The challenge for Amazon lies in the way U.S. consumers get their pills. While many people get prescription drug plans along with their insurance, those plans are often not actually managed by the insurer. Instead they’re run by companies called pharmacy benefit managers (or PBM’s for short). PBM’s effectively manage your prescription drug plans much the same way your insurer manages your primary care.

So what’s wrong with PBM’s for Amazon? Well, PBM’s are extremely consolidated. Collectively, PBM’s managed some 80% of drug benefits in the U.S. in 2017.  And just three companies controlled in excess of 70 percent of the market.

These companies, Express Scripts, CVS Caremark and OptumRX have worked with PillPack in the past, but they will be wary of Amazon’s entrance into their industry.

This consolidation poses a problem for Amazon’s usual path to dominance in a new industry. Here’s how Amazon’s strategy usually works. Its linear ecommerce businesstypically seeds the market by focusing on high volume items.

The next step for Amazon is to then open up the industry to its third-party marketplace. This pattern has played out in one vertical after another, from books to consumer electronics to, most recently, B2B distribution.

The linear business provides initial volume and baseline revenue, and the platform business brings scale, product breadth, defensibility and increased margins.

In pharmaceuticals Amazon’s wedge would be generic drugs, which often have several manufacturers who primarily compete on price. Generics still only make up about a third of global pharmaceutical sales, but their sales are growing three times faster than branded drugs, giving Amazon a clear opportunity to capitalize on that growth.

However, given the consolidation of PBM’s, who effectively serve as a middleman between the customer and manufacturers or distributors, it’s not clear whether Amazon’s typical marketplace model would work in pharmaceuticals. One answer might be for Amazon to become a PBM itself. It could then vertically integrate throughout the whole supply chain, from distribution down to consumer sales, by opening pharmacies in each of the nearly 500 Whole Foods stores it has in the U.S. as of last year. This would give Amazon a clear path to owning the customer relationship.

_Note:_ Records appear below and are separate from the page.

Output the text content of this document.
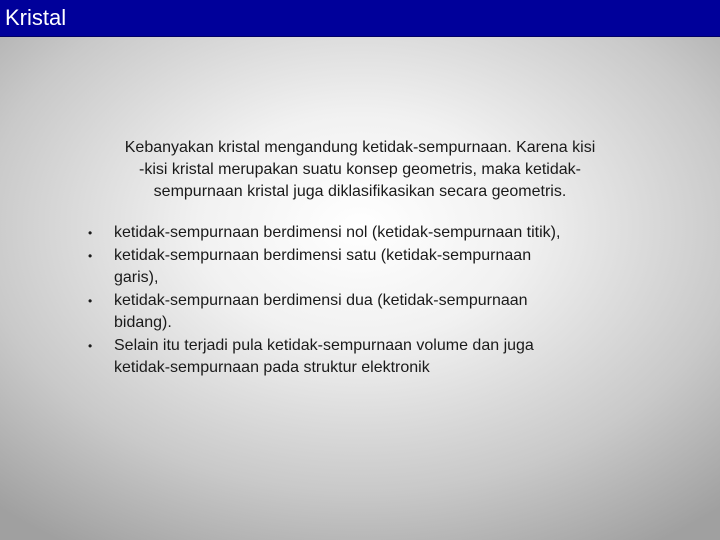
Kristal

Kebanyakan kristal mengandung ketidak-sempurnaan. Karena kisi
-kisi kristal merupakan suatu konsep geometris, maka ketidak-
sempurnaan kristal juga diklasifikasikan secara geometris.

• ketidak-sempurnaan berdimensi nol (ketidak-sempurnaan titik),
• ketidak-sempurnaan berdimensi satu (ketidak-sempurnaan
garis),
• ketidak-sempurnaan berdimensi dua (ketidak-sempurnaan
bidang).
• Selain itu terjadi pula ketidak-sempurnaan volume dan juga
ketidak-sempurnaan pada struktur elektronik
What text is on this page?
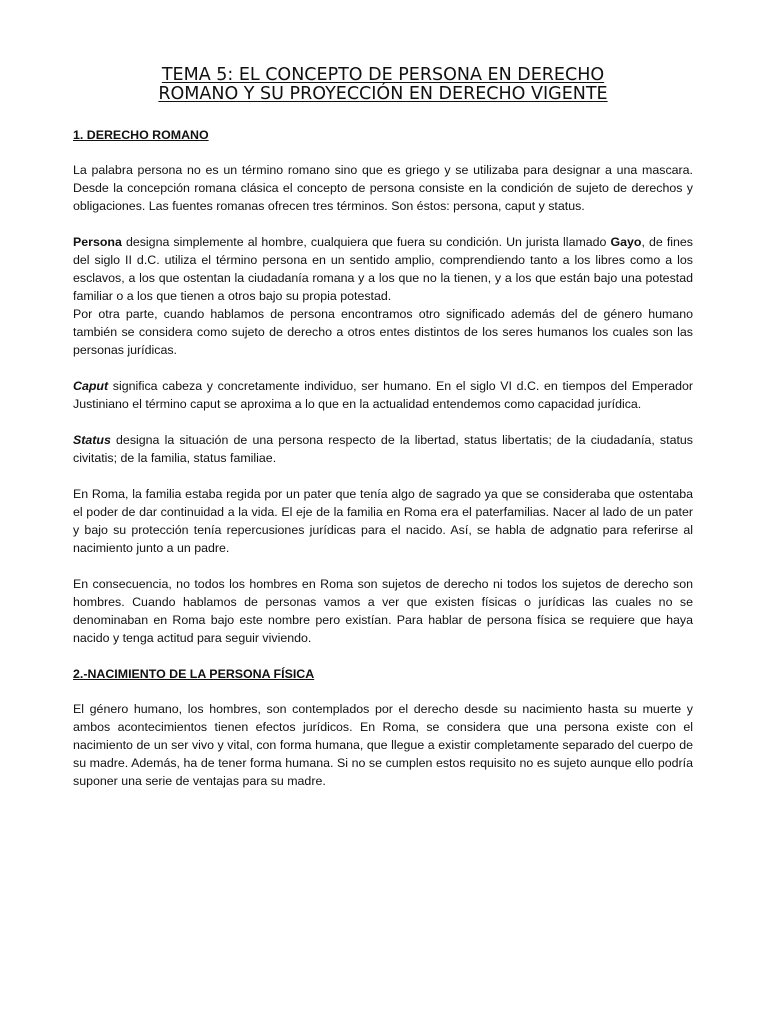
TEMA 5: EL CONCEPTO DE PERSONA EN DERECHO
ROMANO Y SU PROYECCIÓN EN DERECHO VIGENTE
1. DERECHO ROMANO

La palabra persona no es un término romano sino que es griego y se utilizaba para designar a una mascara. Desde la concepción romana clásica el concepto de persona consiste en la condición de sujeto de derechos y obligaciones. Las fuentes romanas ofrecen tres términos. Son éstos: persona, caput y status.

Persona designa simplemente al hombre, cualquiera que fuera su condición. Un jurista llamado Gayo, de fines del siglo II d.C. utiliza el término persona en un sentido amplio, comprendiendo tanto a los libres como a los esclavos, a los que ostentan la ciudadanía romana y a los que no la tienen, y a los que están bajo una potestad familiar o a los que tienen a otros bajo su propia potestad.

Por otra parte, cuando hablamos de persona encontramos otro significado además del de género humano también se considera como sujeto de derecho a otros entes distintos de los seres humanos los cuales son las personas jurídicas.

Caput significa cabeza y concretamente individuo, ser humano. En el siglo VI d.C. en tiempos del Emperador Justiniano el término caput se aproxima a lo que en la actualidad entendemos como capacidad jurídica.

Status designa la situación de una persona respecto de la libertad, status libertatis; de la ciudadanía, status civitatis; de la familia, status familiae.

En Roma, la familia estaba regida por un pater que tenía algo de sagrado ya que se consideraba que ostentaba el poder de dar continuidad a la vida. El eje de la familia en Roma era el paterfamilias. Nacer al lado de un pater y bajo su protección tenía repercusiones jurídicas para el nacido. Así, se habla de adgnatio para referirse al nacimiento junto a un padre.

En consecuencia, no todos los hombres en Roma son sujetos de derecho ni todos los sujetos de derecho son hombres. Cuando hablamos de personas vamos a ver que existen físicas o jurídicas las cuales no se denominaban en Roma bajo este nombre pero existían. Para hablar de persona física se requiere que haya nacido y tenga actitud para seguir viviendo.

2.-NACIMIENTO DE LA PERSONA FÍSICA

El género humano, los hombres, son contemplados por el derecho desde su nacimiento hasta su muerte y ambos acontecimientos tienen efectos jurídicos. En Roma, se considera que una persona existe con el nacimiento de un ser vivo y vital, con forma humana, que llegue a existir completamente separado del cuerpo de su madre. Además, ha de tener forma humana. Si no se cumplen estos requisito no es sujeto aunque ello podría suponer una serie de ventajas para su madre.
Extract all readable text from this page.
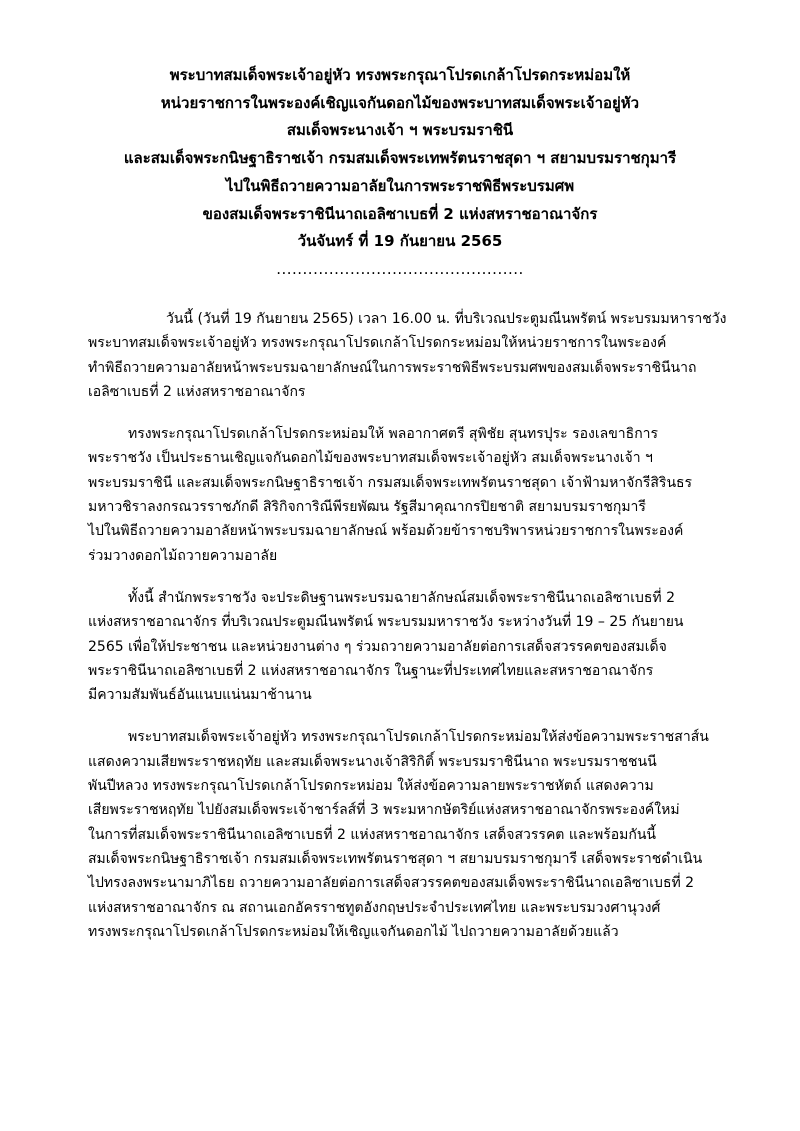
พระบาทสมเด็จพระเจ้าอยู่หัว ทรงพระกรุณาโปรดเกล้าโปรดกระหม่อมให้
หน่วยราชการในพระองค์เชิญแจกันดอกไม้ของพระบาทสมเด็จพระเจ้าอยู่หัว
สมเด็จพระนางเจ้า ฯ พระบรมราชินี
และสมเด็จพระกนิษฐาธิราชเจ้า กรมสมเด็จพระเทพรัตนราชสุดา ฯ สยามบรมราชกุมารี
ไปในพิธีถวายความอาลัยในการพระราชพิธีพระบรมศพ
ของสมเด็จพระราชินีนาถเอลิซาเบธที่ 2 แห่งสหราชอาณาจักร
วันจันทร์ ที่ 19 กันยายน 2565
...............................................

วันนี้ (วันที่ 19 กันยายน 2565) เวลา 16.00 น. ที่บริเวณประตูมณีนพรัตน์ พระบรมมหาราชวัง
พระบาทสมเด็จพระเจ้าอยู่หัว ทรงพระกรุณาโปรดเกล้าโปรดกระหม่อมให้หน่วยราชการในพระองค์
ทำพิธีถวายความอาลัยหน้าพระบรมฉายาลักษณ์ในการพระราชพิธีพระบรมศพของสมเด็จพระราชินีนาถ
เอลิซาเบธที่ 2 แห่งสหราชอาณาจักร

ทรงพระกรุณาโปรดเกล้าโปรดกระหม่อมให้ พลอากาศตรี สุพิชัย สุนทรปุระ รองเลขาธิการ
พระราชวัง เป็นประธานเชิญแจกันดอกไม้ของพระบาทสมเด็จพระเจ้าอยู่หัว สมเด็จพระนางเจ้า ฯ
พระบรมราชินี และสมเด็จพระกนิษฐาธิราชเจ้า กรมสมเด็จพระเทพรัตนราชสุดา เจ้าฟ้ามหาจักรีสิรินธร
มหาวชิราลงกรณวรราชภักดี สิริกิจการิณีพีรยพัฒน รัฐสีมาคุณากรปิยชาติ สยามบรมราชกุมารี
ไปในพิธีถวายความอาลัยหน้าพระบรมฉายาลักษณ์ พร้อมด้วยข้าราชบริพารหน่วยราชการในพระองค์
ร่วมวางดอกไม้ถวายความอาลัย

ทั้งนี้ สำนักพระราชวัง จะประดิษฐานพระบรมฉายาลักษณ์สมเด็จพระราชินีนาถเอลิซาเบธที่ 2
แห่งสหราชอาณาจักร ที่บริเวณประตูมณีนพรัตน์ พระบรมมหาราชวัง ระหว่างวันที่ 19 – 25 กันยายน
2565 เพื่อให้ประชาชน และหน่วยงานต่าง ๆ ร่วมถวายความอาลัยต่อการเสด็จสวรรคตของสมเด็จ
พระราชินีนาถเอลิซาเบธที่ 2 แห่งสหราชอาณาจักร ในฐานะที่ประเทศไทยและสหราชอาณาจักร
มีความสัมพันธ์อันแนบแน่นมาช้านาน

พระบาทสมเด็จพระเจ้าอยู่หัว ทรงพระกรุณาโปรดเกล้าโปรดกระหม่อมให้ส่งข้อความพระราชสาส์น
แสดงความเสียพระราชหฤทัย และสมเด็จพระนางเจ้าสิริกิติ์ พระบรมราชินีนาถ พระบรมราชชนนี
พันปีหลวง ทรงพระกรุณาโปรดเกล้าโปรดกระหม่อม ให้ส่งข้อความลายพระราชหัตถ์ แสดงความ
เสียพระราชหฤทัย ไปยังสมเด็จพระเจ้าชาร์ลส์ที่ 3 พระมหากษัตริย์แห่งสหราชอาณาจักรพระองค์ใหม่
ในการที่สมเด็จพระราชินีนาถเอลิซาเบธที่ 2 แห่งสหราชอาณาจักร เสด็จสวรรคต และพร้อมกันนี้
สมเด็จพระกนิษฐาธิราชเจ้า กรมสมเด็จพระเทพรัตนราชสุดา ฯ สยามบรมราชกุมารี เสด็จพระราชดำเนิน
ไปทรงลงพระนามาภิไธย ถวายความอาลัยต่อการเสด็จสวรรคตของสมเด็จพระราชินีนาถเอลิซาเบธที่ 2
แห่งสหราชอาณาจักร ณ สถานเอกอัครราชทูตอังกฤษประจำประเทศไทย และพระบรมวงศานุวงศ์
ทรงพระกรุณาโปรดเกล้าโปรดกระหม่อมให้เชิญแจกันดอกไม้ ไปถวายความอาลัยด้วยแล้ว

But even then, Amazon would likely struggle to gain significant market share, as the big three PBM’s could effectively cut Amazon off from much of the existing market. And, marketplaces typically struggle to scale in such consolidated markets. This is not to say Amazon couldn’t establish itself as a fourth large PBM. But this would take many years and a huge investment on Amazon’s part, and it would involve building out a lower-margin linear business without a clear path to platform dominance.